I’m using the MediaRecorder API to record voice using the browser and it works well on my laptop, however, on my phone I don’t get the correct transcription.

Initially, on my iPhone recording and ending recording wasn’t doing anything, so I tried changing the audio format from audio/webm to audio/mpeg. This worked to make my app return the conversation between myself and ai, but the results are still wrong.

Sometimes it says I said “MBC 뉴스 이덕영입니다” (which oddly translates to “This is Lee Deok-young from MBC News.”) or something random like “Bye!”

I’m using next js, here’s my code for recording voice:

const startRecording = async () => {
    // Request access to the user's microphone
    const stream = await navigator.mediaDevices.getUserMedia({ audio: true });
    // Create a new MediaRecorder instance with the audio stream
    mediaRecorder.current = new MediaRecorder(stream);
    const chunks: Blob[] = [];

    // Event handler to collect audio data as it becomes available
    mediaRecorder.current.ondataavailable = (e) => chunks.push(e.data);

    // Event handler for when recording stops
    mediaRecorder.current.onstop = async () => {
      // Combine all audio chunks into a single blob
      const audioBlob = new Blob(chunks, { type: "audio/wav" });
      // Create FormData to send the audio file to the server
      const formData = new FormData();
      formData.append("audio", audioBlob, "recording.wav");

      // Send the audio file to the server for processing
      console.log("Sending audio blob:", audioBlob);
      const response = await fetch("/api/process-audio", {
        method: "POST",
        body: formData,
      });
      const data = await response.json();

and here’s my code for processing the audio:

export async function POST(request: Request) {
  // Extract the audio file from the incoming request
  const formData = await request.formData();
  const audioFile = formData.get("audio") as File;

  // Step 1: Transcribe the audio using OpenAI's Whisper model
  console.log("Audio file received:", audioFile)
  const transcription = await openai.audio.transcriptions.create({
    file: audioFile,
    model: "whisper-1",
  });
  console.log("Transcription result:", transcription.text);

Is this the best way for me to get audio recorded using the microphone of a user’s phone? It would be amazing to get it working as close as the chatGPT app, or to at least get the transcript right using this api. How can I resolve this issue?

Thanks!

1 Like

LOL I was getting the exact same “MBC” gibberish when I was trying to set up an interface (on my laptop) to integrate a custom GPT with a custom ElevenLabs voice. It actually ended up being a trigger key issue - if I accidentally hit the trigger key to record while in the midst of typing something, then it would do the weird Korean thing. I also had the same issue earlier when it would just transcribe “you” and nothing else, no matter what I said. That one actually ended up being a microphone issue, so once I fixed the mic settings, it was just fine.

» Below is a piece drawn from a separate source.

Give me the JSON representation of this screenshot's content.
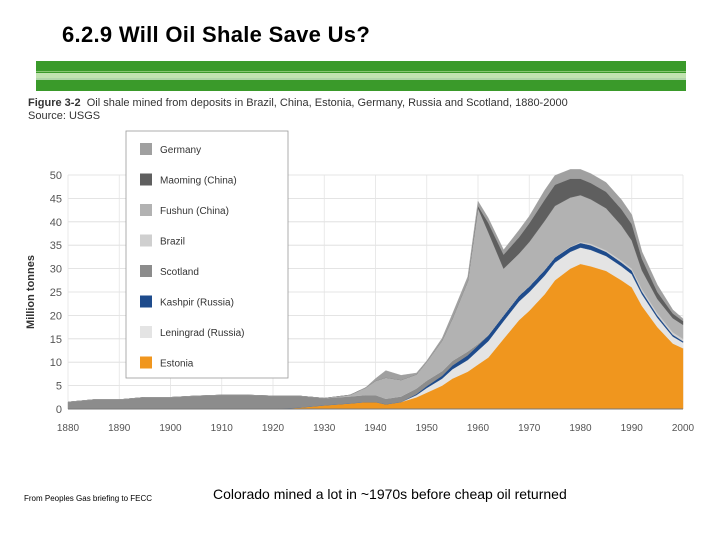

I’m using OpenAI’s Whisper API for voice-to-text transcription too, but I haven’t tried anything yet on my phone, so sorry if that’s not helpful.

Thanks for sharing your experience. Yeah sadly that’s not helpful as I’m not hitting any triggers and my microphone has no issues. I hope someone has some insights. Basically the Whisper API is not transcribing my audio file even though the format is supported and I’ve tried multiple formats.

Update: my issue was resolved by adding a one minute wait using mediaRecorder.current.start(1000);

3 Likes

I had exactly the same error. Thanks for sharing your solution. However, I am developing a real-time voice translation code that should not have any delay, so I don’t think it will be easy to use this method.

We get the exactly same weird translation “MBC 뉴스 이덕영입니다.” when we are recording silence or only background noises. What is this default transcript?

1 Like

In my case (not Whisper but Amazon Transcribe), MediaRecorder on iOS ondataavailable(event) is called with empty event.data, and after this the transcription ceases to work. Filtering these empty chunks fixed the issue. Hope this helps.